Symbolfoto: Dient der Illustration und ist nicht zwingend orts- oder personengebunden.
Eurovision 2026: Politische Stürme und ein bulgarischer Sieg
Chronologie eines umstrittenen Festivals
Der 70. Eurovision Song Contest in Wien, der am 16. Mai 2026 stattfand, wird nicht für seine Musik, sondern für die politischen Verwerfungen in Erinnerung bleiben. Die Veranstaltung war geprägt von lautstarken Protesten des Publikums gegen den israelischen Beitrag und dem historischen, aber überraschenden Sieg Bulgariens. Zugleich fehlte mit Spanien erstmals nach 65 ununterbrochenen Teilnahmen ein Gründungsmitglied, was nach Angaben des früheren Produzenten Christer Björkman im Podcast „Eurovisionklubben“ zu erhöhten finanziellen Belastungen für die Zukunft des Wettbewerbs führen wird.

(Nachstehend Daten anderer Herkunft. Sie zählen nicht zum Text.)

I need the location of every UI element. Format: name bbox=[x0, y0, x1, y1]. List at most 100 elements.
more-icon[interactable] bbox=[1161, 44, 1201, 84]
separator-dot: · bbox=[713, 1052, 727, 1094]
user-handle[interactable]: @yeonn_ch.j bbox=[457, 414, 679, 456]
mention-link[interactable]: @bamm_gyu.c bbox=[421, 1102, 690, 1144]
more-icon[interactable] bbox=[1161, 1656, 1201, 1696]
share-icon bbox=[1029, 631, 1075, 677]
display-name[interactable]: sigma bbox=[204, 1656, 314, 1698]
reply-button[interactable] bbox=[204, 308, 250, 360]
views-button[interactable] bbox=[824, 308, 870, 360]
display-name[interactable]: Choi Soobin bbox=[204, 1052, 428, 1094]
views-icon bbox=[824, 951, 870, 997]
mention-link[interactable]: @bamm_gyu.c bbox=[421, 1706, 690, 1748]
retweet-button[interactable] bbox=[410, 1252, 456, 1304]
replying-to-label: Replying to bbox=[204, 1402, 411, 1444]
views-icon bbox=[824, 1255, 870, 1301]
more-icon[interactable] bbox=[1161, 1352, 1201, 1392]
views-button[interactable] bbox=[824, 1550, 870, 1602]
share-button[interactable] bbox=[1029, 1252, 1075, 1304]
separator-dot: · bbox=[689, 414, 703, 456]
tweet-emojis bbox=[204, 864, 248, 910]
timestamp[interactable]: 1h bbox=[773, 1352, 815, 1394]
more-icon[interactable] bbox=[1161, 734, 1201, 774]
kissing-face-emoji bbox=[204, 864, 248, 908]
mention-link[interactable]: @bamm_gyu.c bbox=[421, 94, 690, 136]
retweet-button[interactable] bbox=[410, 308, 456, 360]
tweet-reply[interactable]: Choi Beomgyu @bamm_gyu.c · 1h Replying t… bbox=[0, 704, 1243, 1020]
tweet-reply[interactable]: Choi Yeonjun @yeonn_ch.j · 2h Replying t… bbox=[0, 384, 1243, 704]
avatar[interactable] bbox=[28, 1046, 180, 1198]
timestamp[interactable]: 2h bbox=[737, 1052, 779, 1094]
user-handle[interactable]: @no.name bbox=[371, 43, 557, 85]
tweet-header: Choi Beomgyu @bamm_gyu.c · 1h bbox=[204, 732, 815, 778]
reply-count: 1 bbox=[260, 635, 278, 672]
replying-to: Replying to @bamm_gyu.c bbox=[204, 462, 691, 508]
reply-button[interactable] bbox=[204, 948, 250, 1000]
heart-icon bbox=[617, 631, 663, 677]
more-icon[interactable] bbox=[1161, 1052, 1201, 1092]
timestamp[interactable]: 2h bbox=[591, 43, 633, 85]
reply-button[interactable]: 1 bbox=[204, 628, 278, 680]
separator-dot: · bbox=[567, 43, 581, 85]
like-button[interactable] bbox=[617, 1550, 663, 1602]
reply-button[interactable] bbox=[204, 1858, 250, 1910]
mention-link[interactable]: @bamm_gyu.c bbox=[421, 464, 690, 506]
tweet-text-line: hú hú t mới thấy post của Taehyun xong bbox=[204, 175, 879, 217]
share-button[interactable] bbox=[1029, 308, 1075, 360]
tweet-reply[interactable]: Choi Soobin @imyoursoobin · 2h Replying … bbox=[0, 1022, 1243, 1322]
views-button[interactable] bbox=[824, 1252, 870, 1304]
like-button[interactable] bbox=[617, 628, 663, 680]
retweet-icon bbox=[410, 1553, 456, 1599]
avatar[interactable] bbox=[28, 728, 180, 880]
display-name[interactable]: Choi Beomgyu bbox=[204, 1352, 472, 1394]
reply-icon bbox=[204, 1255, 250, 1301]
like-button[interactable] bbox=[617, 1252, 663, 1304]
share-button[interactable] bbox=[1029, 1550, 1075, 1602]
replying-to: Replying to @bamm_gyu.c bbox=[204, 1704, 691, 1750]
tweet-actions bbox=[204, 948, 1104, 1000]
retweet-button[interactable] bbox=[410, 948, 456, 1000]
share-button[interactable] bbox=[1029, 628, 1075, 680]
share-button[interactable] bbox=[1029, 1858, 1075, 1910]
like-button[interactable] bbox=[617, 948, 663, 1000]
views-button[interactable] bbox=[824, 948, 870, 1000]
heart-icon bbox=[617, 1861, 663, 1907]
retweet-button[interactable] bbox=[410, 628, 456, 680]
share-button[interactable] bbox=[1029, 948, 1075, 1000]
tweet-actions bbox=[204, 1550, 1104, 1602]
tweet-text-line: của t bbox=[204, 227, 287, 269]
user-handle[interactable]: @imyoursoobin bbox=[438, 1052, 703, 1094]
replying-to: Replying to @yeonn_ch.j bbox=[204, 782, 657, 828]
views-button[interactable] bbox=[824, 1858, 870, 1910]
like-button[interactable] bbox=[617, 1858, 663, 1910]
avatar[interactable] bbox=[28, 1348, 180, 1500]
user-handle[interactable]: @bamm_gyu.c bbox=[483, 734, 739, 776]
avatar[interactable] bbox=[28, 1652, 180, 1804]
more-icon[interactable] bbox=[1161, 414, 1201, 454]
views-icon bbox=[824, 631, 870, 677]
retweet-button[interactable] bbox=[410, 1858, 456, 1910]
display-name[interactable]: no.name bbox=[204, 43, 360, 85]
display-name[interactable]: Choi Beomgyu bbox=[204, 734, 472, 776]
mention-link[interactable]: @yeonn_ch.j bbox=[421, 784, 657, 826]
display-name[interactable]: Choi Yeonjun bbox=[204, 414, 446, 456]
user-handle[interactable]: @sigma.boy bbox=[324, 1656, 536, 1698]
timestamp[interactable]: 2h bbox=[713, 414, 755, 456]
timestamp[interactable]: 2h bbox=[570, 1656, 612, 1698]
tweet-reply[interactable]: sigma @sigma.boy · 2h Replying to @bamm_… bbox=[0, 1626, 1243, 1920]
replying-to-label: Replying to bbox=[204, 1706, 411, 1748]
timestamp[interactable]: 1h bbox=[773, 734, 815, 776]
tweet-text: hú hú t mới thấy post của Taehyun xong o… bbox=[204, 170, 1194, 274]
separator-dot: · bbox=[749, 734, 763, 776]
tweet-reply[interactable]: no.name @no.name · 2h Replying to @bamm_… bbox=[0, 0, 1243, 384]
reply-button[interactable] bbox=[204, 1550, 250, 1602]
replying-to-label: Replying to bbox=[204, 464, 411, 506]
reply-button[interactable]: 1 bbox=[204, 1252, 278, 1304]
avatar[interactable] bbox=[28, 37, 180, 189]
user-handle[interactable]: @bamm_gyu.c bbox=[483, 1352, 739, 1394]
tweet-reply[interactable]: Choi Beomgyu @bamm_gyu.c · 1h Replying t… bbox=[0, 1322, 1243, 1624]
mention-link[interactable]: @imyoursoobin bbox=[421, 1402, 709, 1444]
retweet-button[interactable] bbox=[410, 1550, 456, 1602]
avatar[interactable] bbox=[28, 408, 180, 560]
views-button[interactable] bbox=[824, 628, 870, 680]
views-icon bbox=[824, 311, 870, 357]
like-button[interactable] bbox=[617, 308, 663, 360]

Der Sieger: Ein unerwarteter Triumph
Bulgarien sicherte sich mit der Sängerin Dara und dem energetischen Song „Bangaranga“ den ersten Eurovision-Sieg in der Landesgeschichte. Nach 15 Teilnahmen und einem bisherigen Bestresultat von Platz zwei (2017) gewann der Beitrag mit 516 Punkten. Wie Beobachter notierten, dominierte die als „lebendes Musikvideo“ beschriebene Bühnenshow die zweite Halbfinalrunde und setzte sich schließlich im Finale durch. Die Performance wird als eine der außergewöhnlichsten seit Ruslana für die Ukraine 2004 eingestuft.
Der Konflikt: Proteste und Vorwürfe der Einflussnahme
Der zweitplatzierte Beitrag Israels, „Michelle“ vorgetragen von Noam Bettan, wurde während des gesamten Auftritts von Buhrufen, Pfiffen und Protestrufen im Wiener Stadthalle begleitet. Die Versuche der Europäischen Rundfunkunion (EBU), die Störgeräusche in der Übertragung zu dämpfen, waren laut Augenzeugenberichten nur teilweise erfolgreich. Dieser Zwischenfall steht im Kontext einer längeren Debatte. Bereits im Dezember 2025 hatte der spanische Sender RTVE seine Teilnahme mit Verweis auf die Situation in Gaza abgesagt und die Neutralität des Events infrage gestellt.
Investigative Recherchen, auf die sich unter anderem The New York Times im Vorfeld des Finales bezog, legen nahe, dass Israel seit 2018 öffentliche Mittel zur Beeinflussung des Televotings eingesetzt habe. Der Bericht stellte fest, dass in einigen Ländern bereits einige hundert Stimmen über den Sieg hätten entscheiden können, was das System anfällig für staatlich gelenkte Kampagnen mache. Die EBU bestätigte in den Tagen vor der Veranstaltung, dass sie den israelischen Sender KAN für entsprechende Initiativen gerügt habe, die gegen das neue, ausdrückliche Regelwerk verstoßen.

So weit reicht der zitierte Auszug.